Пожалеешь тут о государевой монопольке. Все ее ругали, когда она была, а не стало — начали о ней жалеть, проклинать изобретение военных лет самогонный аппарат.
Нынче на постройке всё было на этот счет спокойно, ни от кого не предвиделось подвоха, и Устинов хлопотал по делу, бегал туда-сюда, спорил, доказывал, показывал. Ему всё это нравилось. «Вот Комиссия так Комиссия! радовался он. — Действительно сурьезная Комиссия!» Шапка была у него набекрень, из-под шапки — влажные, белые, почти что ребячьи волосы, из-под волос — потное, возбужденное лицо в веснушках. Он мало изменился, Устинов, с тех пор как был парнем. И лебяжинские старики, сгрудившись на одном бревнышке, словно куры на насесте, глядели на Устинова и его хвалили — им нравилась такая ухватка.
Не на бревнышке, а рядом сидел Иван Иванович Саморуков и поглядывал на свою стариковскую команду. Кто-то расстарался, принес две табуретки — одну для гармониста, другую — для Ивана Ивановича, и вот он восседал, как бывало прежде, совсем еще в недавнем времени, когда никто в Лебяжке и помыслить не мог, будто Саморуков — не лучший человек, будто он — такой же старик, как и все другие.
Старцы убеждали друг друга, доказывали, что Лебяжка деревня особая мирская, дружная. Возьмется за общее дело, гору своротит, нету больше таких деревень вокруг, нету и нету!
Иван Иванович молчал, и старики умолкли тоже, должно быть, подумали, что Ивана Ивановича разговор обижает: какая же это дружная деревня, если не признает своего лучшего человека?

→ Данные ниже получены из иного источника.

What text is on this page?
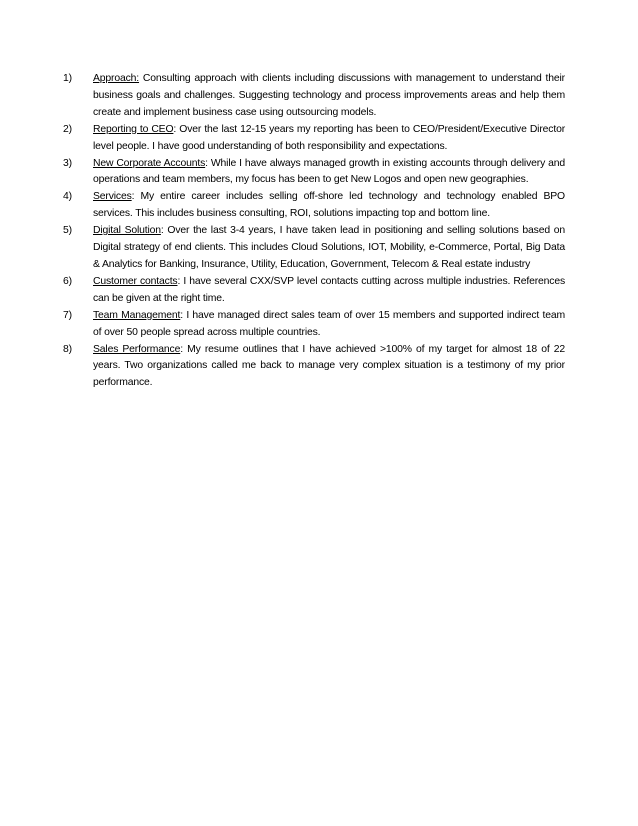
1) Approach: Consulting approach with clients including discussions with management to understand their business goals and challenges. Suggesting technology and process improvements areas and help them create and implement business case using outsourcing models.
2) Reporting to CEO: Over the last 12-15 years my reporting has been to CEO/President/Executive Director level people. I have good understanding of both responsibility and expectations.
3) New Corporate Accounts: While I have always managed growth in existing accounts through delivery and operations and team members, my focus has been to get New Logos and open new geographies.
4) Services: My entire career includes selling off-shore led technology and technology enabled BPO services. This includes business consulting, ROI, solutions impacting top and bottom line.
5) Digital Solution: Over the last 3-4 years, I have taken lead in positioning and selling solutions based on Digital strategy of end clients. This includes Cloud Solutions, IOT, Mobility, e-Commerce, Portal, Big Data & Analytics for Banking, Insurance, Utility, Education, Government, Telecom & Real estate industry
6) Customer contacts: I have several CXX/SVP level contacts cutting across multiple industries. References can be given at the right time.
7) Team Management: I have managed direct sales team of over 15 members and supported indirect team of over 50 people spread across multiple countries.
8) Sales Performance: My resume outlines that I have achieved >100% of my target for almost 18 of 22 years. Two organizations called me back to manage very complex situation is a testimony of my prior performance.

Так они определили ход мыслей в пепельной голове Ивана Ивановича и замолкли, перевели разговор на Устинова.
Они знали, что Иван Иванович очень Устинова любит. Даже был случай, еще до войны, когда Иван Иванович повздорил со всеми с ними и в сердцах сказал: «Вот возьму и помру, никого из вас, дураков, перед смертью не назову! Назову как лучшего человека Николку Устинова!»